Employing a combination of both developmental and behavioural approaches with greater intensity, Dawson, Rogers, Munson, Smith, Winter, Greenson, et al. (2010) randomized 24-month-olds to receive the Early Start Denver Model (ESDM) or local community treatments. They describe the ESDM approach as based on teaching strategies that involve interpersonal exchange, shared engagement, adult responsivity, and sensitivity. Therapists delivered a mean of 15 hours of ESDM over a 2-year period and parents, who were also trained in the approach, reported spending 16 hours per week using ESDM strategies. The ESDM group increased their IQ compared to the control group, with most of the change being the result of improved language skills. Improvements in communication were also found on (non-blinded) parent reported adaptive behaviour.

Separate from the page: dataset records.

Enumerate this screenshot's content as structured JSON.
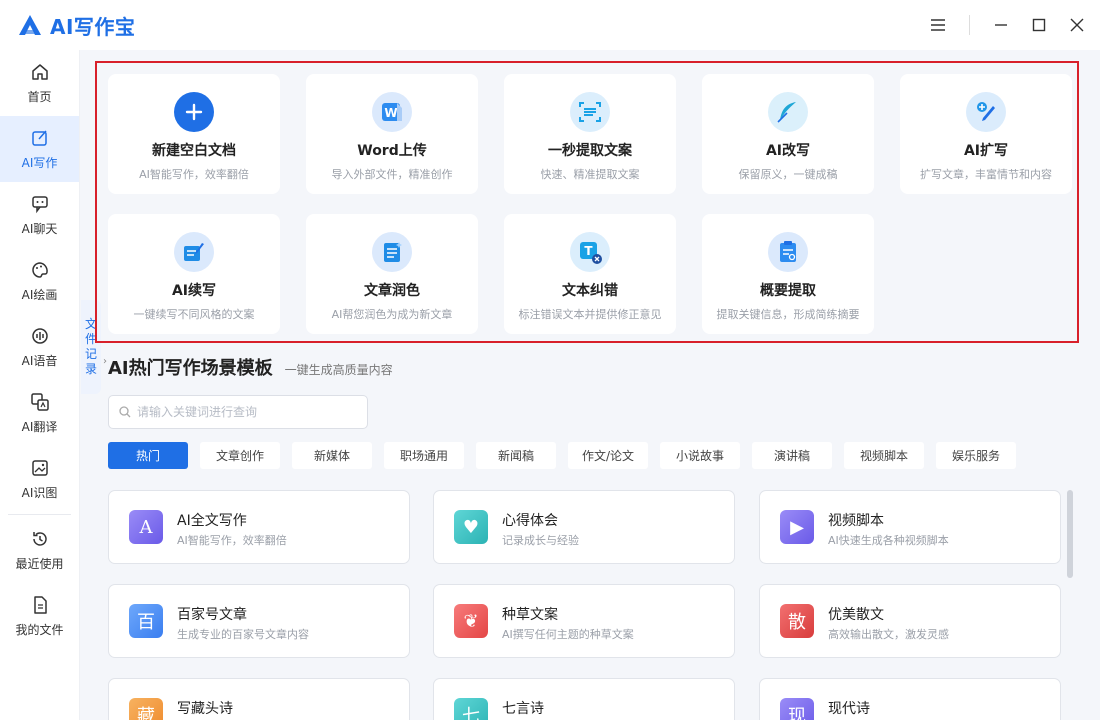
{
  "app": {
    "title": "AI写作宝",
    "brand_color": "#1f6fe5",
    "outline_color": "#d8202a"
  },
  "window_controls": {
    "menu_icon": "menu-icon",
    "minimize_icon": "minimize-icon",
    "maximize_icon": "maximize-icon",
    "close_icon": "close-icon"
  },
  "sidebar": {
    "items": [
      {
        "label": "首页",
        "icon": "home-icon"
      },
      {
        "label": "AI写作",
        "icon": "edit-icon",
        "active": true
      },
      {
        "label": "AI聊天",
        "icon": "chat-icon"
      },
      {
        "label": "AI绘画",
        "icon": "palette-icon"
      },
      {
        "label": "AI语音",
        "icon": "voice-icon"
      },
      {
        "label": "AI翻译",
        "icon": "translate-icon"
      },
      {
        "label": "AI识图",
        "icon": "image-recognize-icon"
      },
      {
        "label": "最近使用",
        "icon": "history-icon"
      },
      {
        "label": "我的文件",
        "icon": "file-icon"
      }
    ]
  },
  "file_records_tab": {
    "chars": [
      "文",
      "件",
      "记",
      "录"
    ]
  },
  "tools": [
    {
      "title": "新建空白文档",
      "desc": "AI智能写作，效率翻倍",
      "icon": "plus-icon",
      "color": "#1f6fe5"
    },
    {
      "title": "Word上传",
      "desc": "导入外部文件，精准创作",
      "icon": "word-upload-icon",
      "color": "#2d8cf0"
    },
    {
      "title": "一秒提取文案",
      "desc": "快速、精准提取文案",
      "icon": "scan-text-icon",
      "color": "#1aa2e6"
    },
    {
      "title": "AI改写",
      "desc": "保留原义，一键成稿",
      "icon": "feather-icon",
      "color": "#1fa7d6"
    },
    {
      "title": "AI扩写",
      "desc": "扩写文章，丰富情节和内容",
      "icon": "expand-write-icon",
      "color": "#2196e8"
    },
    {
      "title": "AI续写",
      "desc": "一键续写不同风格的文案",
      "icon": "continue-write-icon",
      "color": "#1f8ce6"
    },
    {
      "title": "文章润色",
      "desc": "AI帮您润色为成为新文章",
      "icon": "polish-icon",
      "color": "#1f8ce6"
    },
    {
      "title": "文本纠错",
      "desc": "标注错误文本并提供修正意见",
      "icon": "text-correct-icon",
      "color": "#1aa2e6"
    },
    {
      "title": "概要提取",
      "desc": "提取关键信息，形成简练摘要",
      "icon": "summary-icon",
      "color": "#2d8cf0"
    }
  ],
  "templates_section": {
    "title": "AI热门写作场景模板",
    "subtitle": "一键生成高质量内容",
    "search_placeholder": "请输入关键词进行查询",
    "categories": [
      "热门",
      "文章创作",
      "新媒体",
      "职场通用",
      "新闻稿",
      "作文/论文",
      "小说故事",
      "演讲稿",
      "视频脚本",
      "娱乐服务"
    ],
    "active_category": "热门",
    "cards": [
      {
        "title": "AI全文写作",
        "desc": "AI智能写作，效率翻倍",
        "icon": "ai-write-icon",
        "color": "#7b6cf0",
        "glyph": "A"
      },
      {
        "title": "心得体会",
        "desc": "记录成长与经验",
        "icon": "notebook-icon",
        "color": "#39c3c4",
        "glyph": "♥"
      },
      {
        "title": "视频脚本",
        "desc": "AI快速生成各种视频脚本",
        "icon": "video-script-icon",
        "color": "#7b6cf0",
        "glyph": "▶"
      },
      {
        "title": "百家号文章",
        "desc": "生成专业的百家号文章内容",
        "icon": "baijiahao-icon",
        "color": "#4a8df5",
        "glyph": "百"
      },
      {
        "title": "种草文案",
        "desc": "AI撰写任何主题的种草文案",
        "icon": "sprout-icon",
        "color": "#ee5b5b",
        "glyph": "❦"
      },
      {
        "title": "优美散文",
        "desc": "高效输出散文，激发灵感",
        "icon": "prose-icon",
        "color": "#e84f4f",
        "glyph": "散"
      },
      {
        "title": "写藏头诗",
        "desc": "",
        "icon": "acrostic-poem-icon",
        "color": "#f39a3e",
        "glyph": "藏"
      },
      {
        "title": "七言诗",
        "desc": "",
        "icon": "seven-char-poem-icon",
        "color": "#39c3c4",
        "glyph": "七"
      },
      {
        "title": "现代诗",
        "desc": "",
        "icon": "modern-poem-icon",
        "color": "#7b6cf0",
        "glyph": "现"
      }
    ]
  }
}
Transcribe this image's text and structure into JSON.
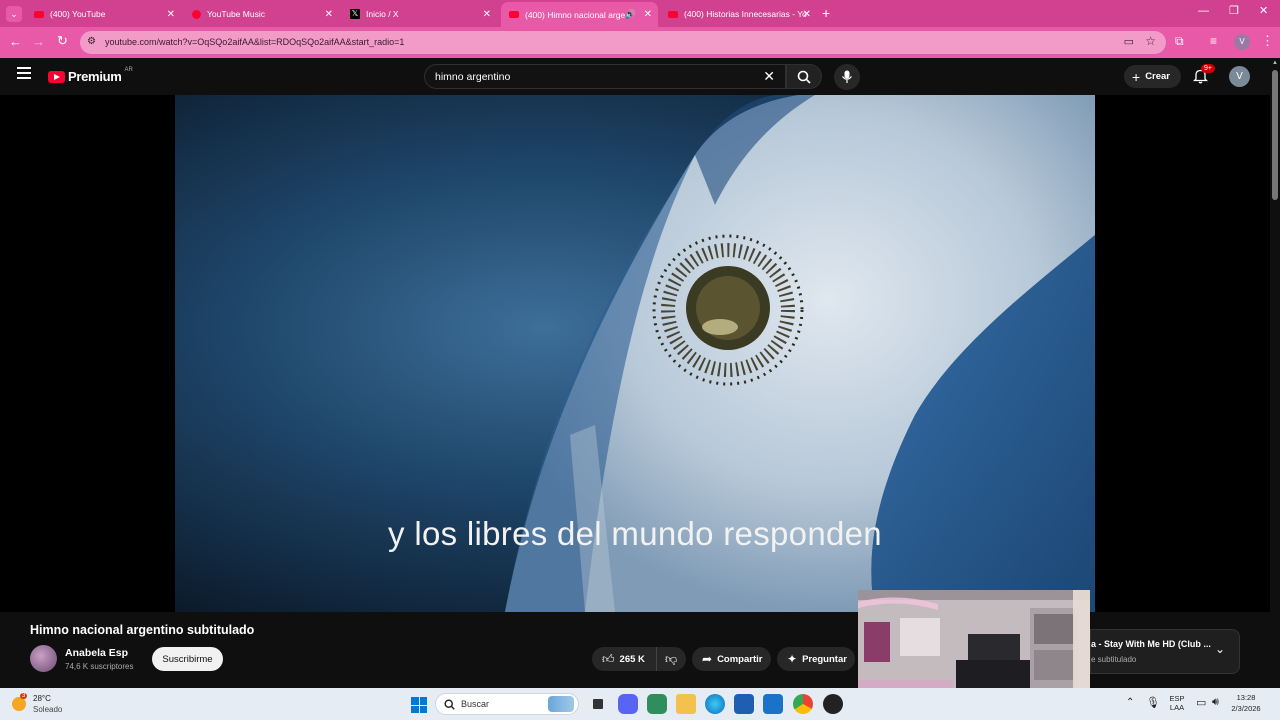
{
  "browser": {
    "tabs": [
      {
        "title": "(400) YouTube",
        "icon": "youtube-icon"
      },
      {
        "title": "YouTube Music",
        "icon": "youtube-music-icon"
      },
      {
        "title": "Inicio / X",
        "icon": "x-icon"
      },
      {
        "title": "(400) Himno nacional arge",
        "icon": "youtube-icon",
        "active": true
      },
      {
        "title": "(400) Historias Innecesarias - Yo",
        "icon": "youtube-icon"
      }
    ],
    "url": "youtube.com/watch?v=OqSQo2aifAA&list=RDOqSQo2aifAA&start_radio=1",
    "accent_color": "#e85aa7"
  },
  "youtube": {
    "logo_text": "Premium",
    "region": "AR",
    "search_value": "himno argentino",
    "create_label": "Crear",
    "notification_badge": "9+",
    "user_initial": "V"
  },
  "video": {
    "subtitle": "y los libres del mundo responden",
    "title": "Himno nacional argentino subtitulado",
    "channel": "Anabela Esp",
    "subscribers": "74,6 K suscriptores",
    "subscribe_label": "Suscribirme",
    "likes": "265 K",
    "share_label": "Compartir",
    "ask_label": "Preguntar"
  },
  "playlist_card": {
    "title": "a - Stay With Me HD (Club ...",
    "subtitle": "e subtitulado"
  },
  "taskbar": {
    "weather_temp": "28°C",
    "weather_desc": "Soleado",
    "weather_badge": "3",
    "search_placeholder": "Buscar",
    "lang_top": "ESP",
    "lang_bottom": "LAA",
    "time": "13:28",
    "date": "2/3/2026"
  }
}
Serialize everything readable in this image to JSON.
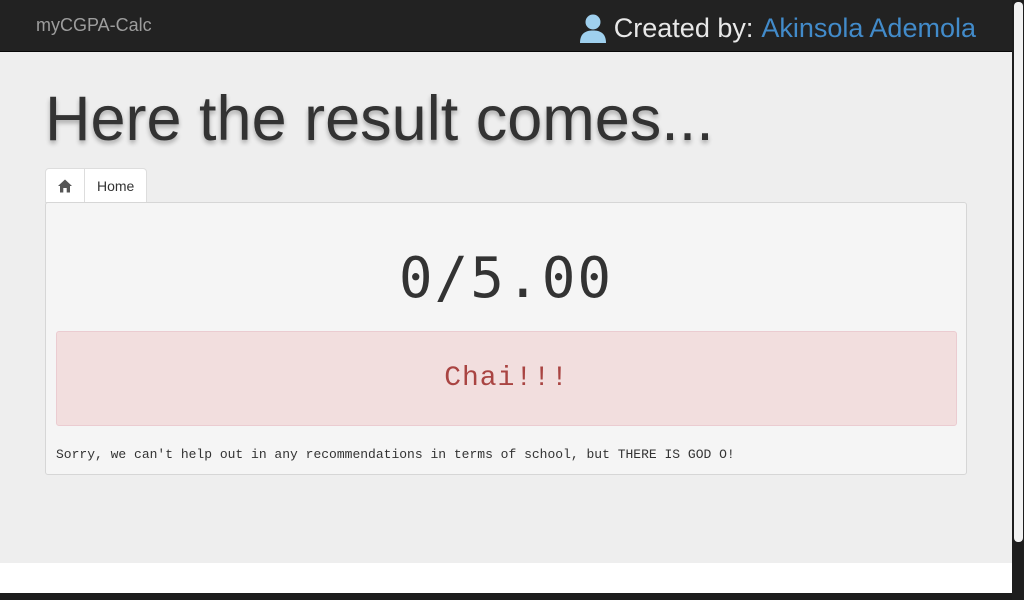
{
  "navbar": {
    "brand": "myCGPA-Calc",
    "created_by_label": "Created by:",
    "author_name": "Akinsola Ademola",
    "user_icon": "user-icon"
  },
  "page": {
    "title": "Here the result comes..."
  },
  "tabs": [
    {
      "icon": "home-icon"
    },
    {
      "label": "Home"
    }
  ],
  "result": {
    "score": "0/5.00",
    "alert": "Chai!!!",
    "note": "Sorry, we can't help out in any recommendations in terms of school, but THERE IS GOD O!"
  },
  "colors": {
    "navbar_bg": "#222222",
    "link": "#428bca",
    "alert_bg": "#f2dede",
    "alert_text": "#a94442"
  }
}
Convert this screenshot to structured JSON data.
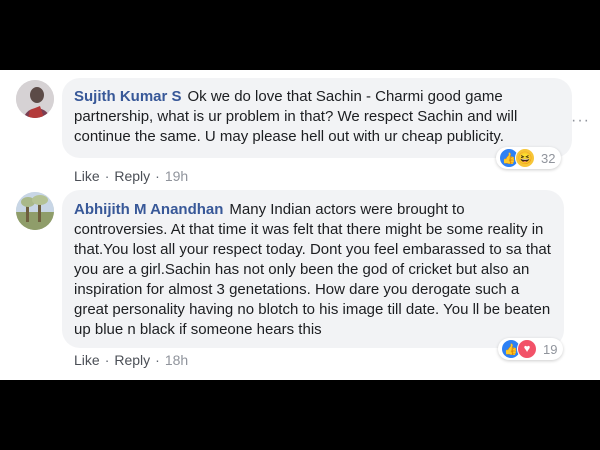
{
  "comments": [
    {
      "author": "Sujith Kumar S",
      "text": "Ok we do love that Sachin - Charmi good game partnership, what is ur problem in that? We respect Sachin and will continue the same. U may please hell out with ur cheap publicity.",
      "actions": {
        "like": "Like",
        "reply": "Reply",
        "separator": "·",
        "time": "19h"
      },
      "reactions": {
        "icons": [
          "like-icon",
          "haha-icon"
        ],
        "count": "32"
      },
      "more_icon": "···"
    },
    {
      "author": "Abhijith M Anandhan",
      "text": "Many Indian actors were brought to controversies. At that time it was felt that there might be some reality in that.You lost all your respect today. Dont you feel embarassed to sa that you are a girl.Sachin has not only been the god of cricket but also an inspiration for almost 3 genetations. How dare you derogate such a great personality having no blotch to his image till date. You ll be beaten up blue n black if someone hears this",
      "actions": {
        "like": "Like",
        "reply": "Reply",
        "separator": "·",
        "time": "18h"
      },
      "reactions": {
        "icons": [
          "like-icon",
          "love-icon"
        ],
        "count": "19"
      }
    }
  ],
  "colors": {
    "author_link": "#385898",
    "bubble_bg": "#f2f3f5",
    "like_reaction": "#2e81f4",
    "love_reaction": "#f25268",
    "haha_reaction": "#f7c638"
  }
}
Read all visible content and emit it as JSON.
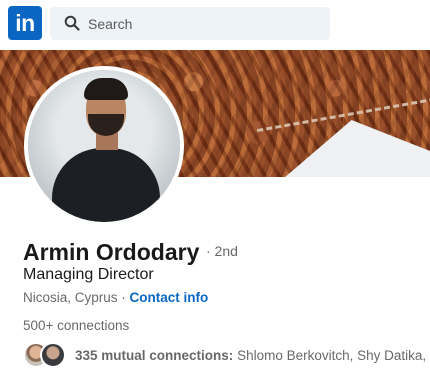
{
  "nav": {
    "logo_text": "in",
    "search_placeholder": "Search"
  },
  "profile": {
    "name": "Armin Ordodary",
    "degree": "· 2nd",
    "headline": "Managing Director",
    "location": "Nicosia, Cyprus ·",
    "contact_info": "Contact info",
    "connections": "500+ connections"
  },
  "mutual": {
    "count_label": "335 mutual connections:",
    "names": "Shlomo Berkovitch, Shy Datika, a"
  },
  "colors": {
    "brand": "#0a66c2",
    "search_bg": "#eef3f8"
  }
}
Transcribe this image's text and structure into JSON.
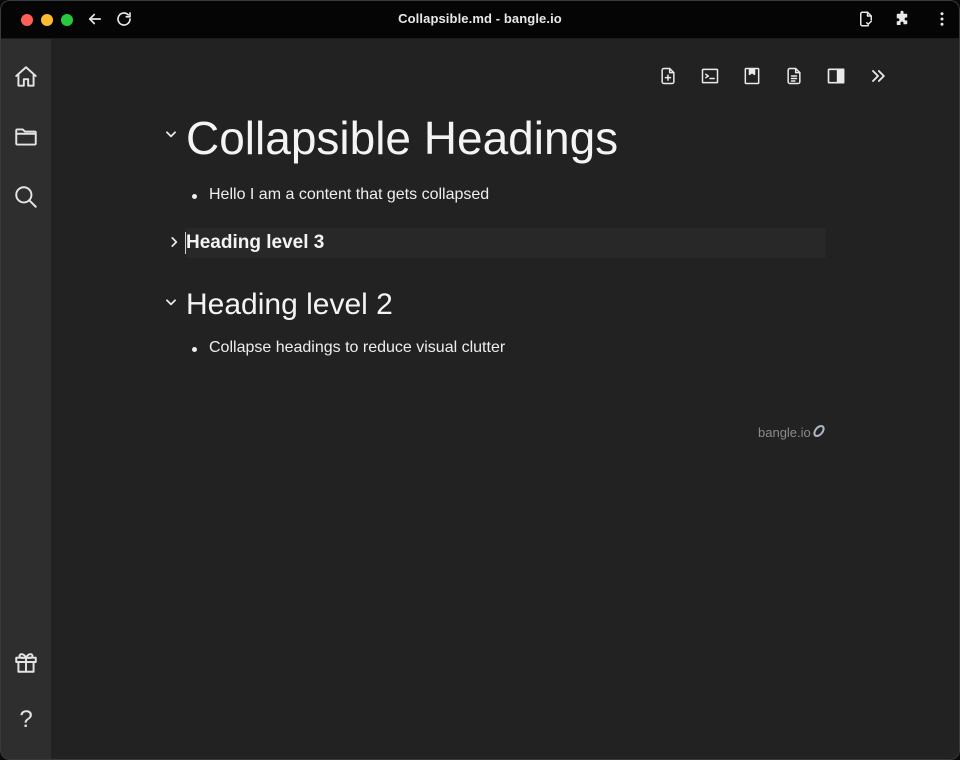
{
  "window": {
    "title": "Collapsible.md - bangle.io"
  },
  "titlebar": {
    "icons": [
      "back-icon",
      "reload-icon",
      "document-icon",
      "extension-icon",
      "more-vertical-icon"
    ]
  },
  "activitybar": {
    "top_icons": [
      "home-icon",
      "folder-icon",
      "search-icon"
    ],
    "bottom_icons": [
      "gift-icon",
      "help-icon"
    ],
    "help_label": "?"
  },
  "toolbar": {
    "buttons": [
      "new-note-icon",
      "terminal-icon",
      "bookmark-icon",
      "document-icon",
      "sidebar-icon",
      "chevrons-right-icon"
    ]
  },
  "editor": {
    "h1": {
      "text": "Collapsible Headings",
      "collapsed": false
    },
    "h1_items": [
      "Hello I am a content that gets collapsed"
    ],
    "h3": {
      "text": "Heading level 3",
      "collapsed": true
    },
    "h2": {
      "text": "Heading level 2",
      "collapsed": false
    },
    "h2_items": [
      "Collapse headings to reduce visual clutter"
    ]
  },
  "footer": {
    "brand": "bangle.io"
  },
  "colors": {
    "background": "#222222",
    "activitybar": "#2e2e2e",
    "titlebar": "#050505",
    "text": "#f4f4f4",
    "muted": "#8a8a8a"
  }
}
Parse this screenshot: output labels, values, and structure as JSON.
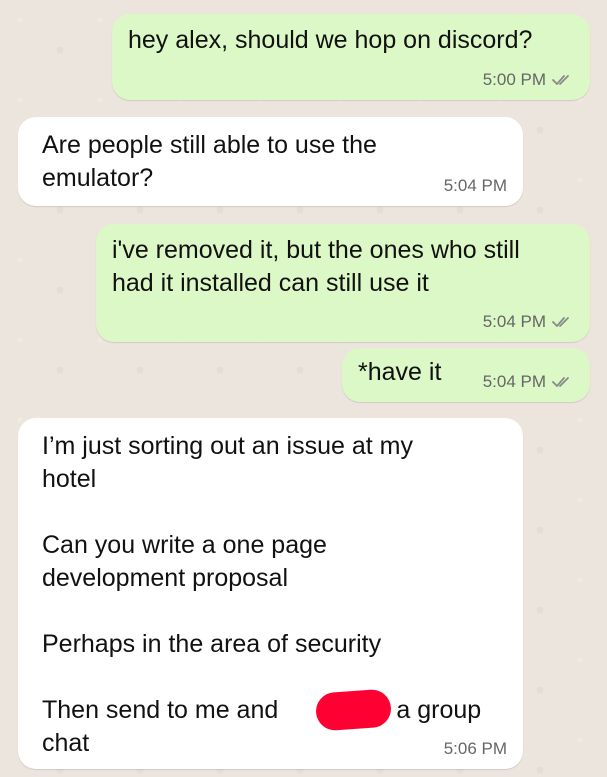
{
  "messages": [
    {
      "direction": "outgoing",
      "text": "hey alex, should we hop on discord?",
      "time": "5:00 PM",
      "status": "read"
    },
    {
      "direction": "incoming",
      "text": "Are people still able to use the\nemulator?",
      "time": "5:04 PM"
    },
    {
      "direction": "outgoing",
      "text": "i've removed it, but the ones who still\nhad it installed can still use it",
      "time": "5:04 PM",
      "status": "read"
    },
    {
      "direction": "outgoing",
      "text": "*have it",
      "time": "5:04 PM",
      "status": "read"
    },
    {
      "direction": "incoming",
      "text": "I’m just sorting out an issue at my\nhotel\n\nCan you write a one page\ndevelopment proposal\n\nPerhaps in the area of security\n\nThen send to me and            on a group\nchat",
      "time": "5:06 PM"
    }
  ],
  "colors": {
    "outgoing_bubble": "#dcf8c6",
    "incoming_bubble": "#ffffff",
    "background": "#ece5dd",
    "tick": "#8a8a8a",
    "redaction": "#ff0033"
  },
  "icons": {
    "read_status": "double-check-icon"
  }
}
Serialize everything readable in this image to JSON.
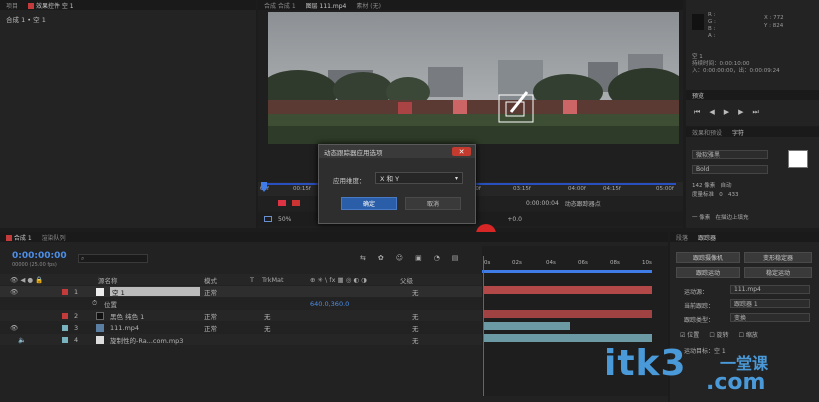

However, Dawson et al. (2010) found no changes in symptom scores as measured with the ADOS. Recently, a briefer 12-week parent-mediated version of ESDM found no significant effects (Rogers, Estes, Lord, Vismara, Winter, Fitzpatrick, et al., 2012).

It is too early to draw firm conclusions from this new wave of studies, but behaviours proximal to the intervention delivered may be more amenable to change, in particular when measured using dyadic interaction measures of joint attention and symbolic play (Kasari et al., 2006, 2008); joint engagement (Kasari et al., 2010); parental synchrony (Green et al., 2010); and socially engaged imitation (Landa et al., 2011). There is a more equivocal pattern when one examines effects on downstream variables such as formal language measures. Improvements on standardized measures of language and communication were found in some cases (Dawson et al., 2011; Kasari et al., 2008), but not others (Carter et al., 2010; Green et al., 2010; Landa et al., 2011). However, in the only studies examining autism symptom severity, this has not been amenable to change (Dawson et al., 2010; Green et al., 2010). Understanding the mechanisms that underlie this attenuation of treatment effects from directly targeted proximal behaviours (in the child, in the parents) to more distal behaviours of language and social communication and onto autism severity, and how these can be overcome, is a key challenge for future studies.